À l’origine, M. Charette voulait régler le dossier des matières solides en 2019 pour s’attaquer à la pollution de l’air en 2020. Les stratèges à Québec plaident qu’avec les médecins spécialistes, les tarifs d’Hydro et les négociations du secteur public, l’assiette du gouvernement d’ici Noël est pleine. Aussi, 2020 sera « l’année de l’environnement » et on veut l’entamer avec ces annonces.

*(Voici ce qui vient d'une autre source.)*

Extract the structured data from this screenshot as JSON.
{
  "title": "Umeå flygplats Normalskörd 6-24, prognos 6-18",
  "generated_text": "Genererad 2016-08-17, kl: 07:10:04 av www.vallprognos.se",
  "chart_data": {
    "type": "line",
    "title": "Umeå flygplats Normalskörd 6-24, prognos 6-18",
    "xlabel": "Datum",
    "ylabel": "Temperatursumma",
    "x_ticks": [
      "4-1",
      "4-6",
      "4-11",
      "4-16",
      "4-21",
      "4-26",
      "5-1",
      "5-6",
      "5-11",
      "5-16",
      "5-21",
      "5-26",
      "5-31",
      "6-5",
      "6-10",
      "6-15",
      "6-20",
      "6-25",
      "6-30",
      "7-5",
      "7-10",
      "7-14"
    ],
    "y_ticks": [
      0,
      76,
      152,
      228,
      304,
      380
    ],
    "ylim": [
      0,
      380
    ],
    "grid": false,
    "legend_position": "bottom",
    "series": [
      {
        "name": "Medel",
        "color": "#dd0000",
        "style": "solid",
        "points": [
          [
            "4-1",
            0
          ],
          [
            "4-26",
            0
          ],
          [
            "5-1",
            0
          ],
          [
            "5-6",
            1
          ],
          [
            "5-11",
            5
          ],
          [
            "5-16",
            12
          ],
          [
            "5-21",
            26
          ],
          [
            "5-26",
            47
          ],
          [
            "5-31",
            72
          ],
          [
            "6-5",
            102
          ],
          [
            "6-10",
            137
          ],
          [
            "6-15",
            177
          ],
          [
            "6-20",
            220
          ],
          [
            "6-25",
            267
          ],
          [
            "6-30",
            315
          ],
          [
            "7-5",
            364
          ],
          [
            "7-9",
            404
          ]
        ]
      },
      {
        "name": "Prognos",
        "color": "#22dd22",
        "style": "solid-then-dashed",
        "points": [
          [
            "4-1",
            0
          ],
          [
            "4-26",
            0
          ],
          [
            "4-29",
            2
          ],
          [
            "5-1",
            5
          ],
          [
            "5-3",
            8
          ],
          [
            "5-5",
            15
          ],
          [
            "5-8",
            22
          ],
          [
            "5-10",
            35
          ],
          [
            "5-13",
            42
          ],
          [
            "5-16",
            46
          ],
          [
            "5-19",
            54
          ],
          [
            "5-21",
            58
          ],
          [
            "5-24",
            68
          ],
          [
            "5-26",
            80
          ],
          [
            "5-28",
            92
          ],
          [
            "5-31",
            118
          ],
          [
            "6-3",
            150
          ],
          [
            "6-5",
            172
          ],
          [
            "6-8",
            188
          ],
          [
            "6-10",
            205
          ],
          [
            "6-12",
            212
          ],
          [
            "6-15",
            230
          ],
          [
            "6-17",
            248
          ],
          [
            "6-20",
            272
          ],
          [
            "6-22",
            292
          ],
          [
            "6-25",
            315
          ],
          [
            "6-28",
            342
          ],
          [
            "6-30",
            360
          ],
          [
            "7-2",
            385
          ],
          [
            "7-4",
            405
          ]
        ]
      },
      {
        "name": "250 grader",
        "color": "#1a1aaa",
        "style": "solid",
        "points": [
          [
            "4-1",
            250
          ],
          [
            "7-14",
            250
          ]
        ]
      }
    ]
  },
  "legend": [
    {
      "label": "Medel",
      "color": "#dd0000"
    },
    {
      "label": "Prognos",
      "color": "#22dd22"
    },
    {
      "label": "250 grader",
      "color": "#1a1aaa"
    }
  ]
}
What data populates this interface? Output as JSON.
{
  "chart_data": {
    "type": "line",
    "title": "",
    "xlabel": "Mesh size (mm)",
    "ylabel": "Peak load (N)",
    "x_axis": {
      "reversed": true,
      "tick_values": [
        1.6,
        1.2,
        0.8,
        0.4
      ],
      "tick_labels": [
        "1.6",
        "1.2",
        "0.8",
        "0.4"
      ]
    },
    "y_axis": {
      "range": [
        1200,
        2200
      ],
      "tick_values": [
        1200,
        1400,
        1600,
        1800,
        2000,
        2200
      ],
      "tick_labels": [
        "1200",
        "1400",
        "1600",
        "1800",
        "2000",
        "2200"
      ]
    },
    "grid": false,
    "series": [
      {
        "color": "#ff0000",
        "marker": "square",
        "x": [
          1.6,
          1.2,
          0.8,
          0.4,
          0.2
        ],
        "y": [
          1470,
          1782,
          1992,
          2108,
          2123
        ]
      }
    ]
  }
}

La ministre de la Santé, Danielle McCann, a les mains passablement pleines avec la réduction de l’attente dans les urgences, l’éradication de l’influenza et du « temps supplémentaire obligatoire ». Elle est sympathique à la proposition libérale sur l’encadrement du don d’organes – plus de 800 familles sont en attente. Hier, elle a souligné à l’Assemblée nationale qu’en cette matière, la « sensibilisation » de la population était aussi importante. Québec n’a pas davantage l’intention de jouer à nouveau, à court terme, dans la réglementation entourant l’usage du cannabis.

Le projet de refonte d’Investissement Québec était aussi une priorité du gouvernement Legault cet automne. Le projet de loi chemine, sans blocage en vue. Mais quels que soient les développements, le gouvernement n’a pas l’intention de recourir au bâillon pour en forcer l’adoption avant l’ajournement de décembre.